July 20, 2024

Advanced Ailment Care

Elevating Health Solutions

Working to prevent dry eye disease

3 min read

As we get older, a lot of things stop working as well as they used to. For many people, this includes their eyes getting drier, whether because they don’t produce enough tears or because their tears evaporate too fast. In severe cases of dry eye disease, people are in a lot of pain and can have trouble keeping their eyes open for any period of time, which severely impacts their day-to-day activities.

Most researchers working on dry eye disease are investigating treatments, whether eye drops or devices. Dr. William Ngo is taking a more fundamental approach – he’s working to understand cellular aging at the front of the eye.

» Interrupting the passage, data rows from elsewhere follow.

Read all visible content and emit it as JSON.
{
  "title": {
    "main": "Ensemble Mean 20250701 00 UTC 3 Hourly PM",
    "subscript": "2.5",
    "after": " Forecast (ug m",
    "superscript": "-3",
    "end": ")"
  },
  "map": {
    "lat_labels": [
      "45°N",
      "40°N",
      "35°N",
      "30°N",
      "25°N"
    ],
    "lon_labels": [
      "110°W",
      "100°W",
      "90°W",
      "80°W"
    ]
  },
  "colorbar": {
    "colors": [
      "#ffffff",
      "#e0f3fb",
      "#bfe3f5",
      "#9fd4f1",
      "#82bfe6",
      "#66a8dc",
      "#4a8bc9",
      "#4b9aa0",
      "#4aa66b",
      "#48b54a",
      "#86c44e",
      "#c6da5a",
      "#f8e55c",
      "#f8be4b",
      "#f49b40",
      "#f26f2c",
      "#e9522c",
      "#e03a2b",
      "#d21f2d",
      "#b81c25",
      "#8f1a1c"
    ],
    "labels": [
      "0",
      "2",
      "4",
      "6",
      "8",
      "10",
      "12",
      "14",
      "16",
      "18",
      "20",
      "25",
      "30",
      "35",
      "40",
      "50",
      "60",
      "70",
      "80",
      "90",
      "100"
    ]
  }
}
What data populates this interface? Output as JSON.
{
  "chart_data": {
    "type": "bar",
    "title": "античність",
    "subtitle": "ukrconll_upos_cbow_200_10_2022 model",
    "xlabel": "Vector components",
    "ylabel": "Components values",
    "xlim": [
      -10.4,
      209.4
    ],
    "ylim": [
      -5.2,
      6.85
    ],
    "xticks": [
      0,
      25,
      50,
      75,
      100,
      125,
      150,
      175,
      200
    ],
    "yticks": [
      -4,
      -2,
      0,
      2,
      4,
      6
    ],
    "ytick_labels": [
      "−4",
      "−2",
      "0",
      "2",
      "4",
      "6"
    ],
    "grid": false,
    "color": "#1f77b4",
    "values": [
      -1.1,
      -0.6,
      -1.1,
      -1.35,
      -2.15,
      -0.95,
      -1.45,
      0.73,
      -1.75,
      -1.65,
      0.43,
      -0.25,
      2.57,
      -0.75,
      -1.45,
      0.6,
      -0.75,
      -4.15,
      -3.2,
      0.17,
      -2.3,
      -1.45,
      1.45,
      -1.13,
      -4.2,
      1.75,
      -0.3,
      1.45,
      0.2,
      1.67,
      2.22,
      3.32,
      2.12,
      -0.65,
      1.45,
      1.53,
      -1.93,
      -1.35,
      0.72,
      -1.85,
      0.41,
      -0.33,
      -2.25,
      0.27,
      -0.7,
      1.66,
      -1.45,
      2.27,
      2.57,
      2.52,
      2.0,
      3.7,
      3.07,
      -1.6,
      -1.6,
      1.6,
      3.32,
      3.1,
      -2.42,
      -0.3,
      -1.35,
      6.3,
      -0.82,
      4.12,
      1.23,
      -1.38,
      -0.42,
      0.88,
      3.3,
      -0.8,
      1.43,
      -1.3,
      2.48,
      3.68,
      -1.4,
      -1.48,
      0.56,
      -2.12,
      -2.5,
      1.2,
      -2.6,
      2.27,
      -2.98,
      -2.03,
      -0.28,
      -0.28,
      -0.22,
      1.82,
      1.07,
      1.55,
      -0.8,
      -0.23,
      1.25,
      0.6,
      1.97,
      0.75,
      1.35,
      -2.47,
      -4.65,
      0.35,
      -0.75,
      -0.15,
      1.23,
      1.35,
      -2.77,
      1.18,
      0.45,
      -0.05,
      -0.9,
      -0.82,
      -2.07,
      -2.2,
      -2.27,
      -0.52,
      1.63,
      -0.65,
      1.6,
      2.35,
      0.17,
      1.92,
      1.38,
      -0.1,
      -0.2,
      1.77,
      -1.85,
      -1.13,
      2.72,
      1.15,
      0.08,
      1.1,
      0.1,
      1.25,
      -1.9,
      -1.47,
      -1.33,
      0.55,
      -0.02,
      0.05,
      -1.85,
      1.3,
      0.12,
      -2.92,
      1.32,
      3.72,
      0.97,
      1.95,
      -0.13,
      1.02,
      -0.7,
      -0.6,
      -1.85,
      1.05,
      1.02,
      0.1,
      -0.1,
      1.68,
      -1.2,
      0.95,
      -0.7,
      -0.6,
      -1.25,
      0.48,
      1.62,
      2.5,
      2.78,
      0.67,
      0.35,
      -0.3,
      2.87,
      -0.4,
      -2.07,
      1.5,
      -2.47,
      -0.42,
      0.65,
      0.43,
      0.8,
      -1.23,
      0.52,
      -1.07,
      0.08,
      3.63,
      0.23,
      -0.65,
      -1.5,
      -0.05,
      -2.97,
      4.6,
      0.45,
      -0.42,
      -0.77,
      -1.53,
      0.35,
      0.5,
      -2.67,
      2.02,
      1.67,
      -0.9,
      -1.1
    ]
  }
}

Ngo, an assistant professor at the University of Waterloo School of Optometry and Vision Science, recently won a prestigious Discovery Grant from the Natural Sciences and Engineering Research Council of Canada (NSERC). This grant will support his research into the aging of the ocular surface over the next five years.

“Aging is the biggest risk factor for dry eye,” says Ngo. “If we understand aging, we could potentially understand how to prevent dry eye.”

Over the next several years, Ngo aims to gain a better understanding of how aging occurs in the cornea, conjunctiva and meibomian glands, as well as how the front of the eye ages in different populations and under different conditions.

A related stream of work is investigating how aging is linked to the inflammatory response in the eye. Ngo is examining gene regulation at the front of the eye, with the aim of discovering how genes are turned on and off as we get older, and how that influences inflammation.

“When you have inflammation at the front of the eye, it creates tissue damage, and tissue damage creates more dryness and inflammation, so it’s a vicious cycle,” says Ngo.

Ngo is also using bioinformatics techniques with the aim of finding novel compounds that might modulate aging and inflammation at the eye surface.

His master’s student, Cassandra Huynh, recently presented a paper at the American Academy of Optometry’s annual conference about her work using network discovery, a bioinformatics tool, to discover flavonoids that could bind to inflammatory proteins.

She did this by cross-referencing a list of inflammatory proteins associated with dry eye disease with a database that maps drug-protein interactions. She focused on flavonoids – plant-derived compounds – to find ones that can inhibit inflammatory proteins.

“You’d probably have to eat a ton of spinach to benefit your eyes, but we could potentially take these flavonoids and turn them into an eyedrop that would have much more impact,” says Ngo. “It really speeds up the discovery process when you can combine computational and wet lab techniques.”

Ngo is also supervising a PhD student, Nijani Nagaarudkumaran, who is studying cellular aging, particularly looking at autophagy, a process whereby cells break down damaged or useless proteins and reuse components.

“We know that this process of breaking down and recycling becomes impaired with age, so you have a buildup of useless junk inside a cell,” says Ngo. “Nijani is modelling this process within corneal cells and studying how the impaired cells respond to inflammatory stimuli.”

Ultimately, Ngo hopes a better understanding of the cellular aging process will lead to the discovery of a compound that can modulate aging of the ocular surface and thus prevent dry eye disease. These insights could potentially be applied to other parts of the eye or even body, he says.

“A lot of processes are shared, biologically speaking, so maybe this work will branch into other things. If we understand how aging works, we can prevent a lot of chronic diseases.”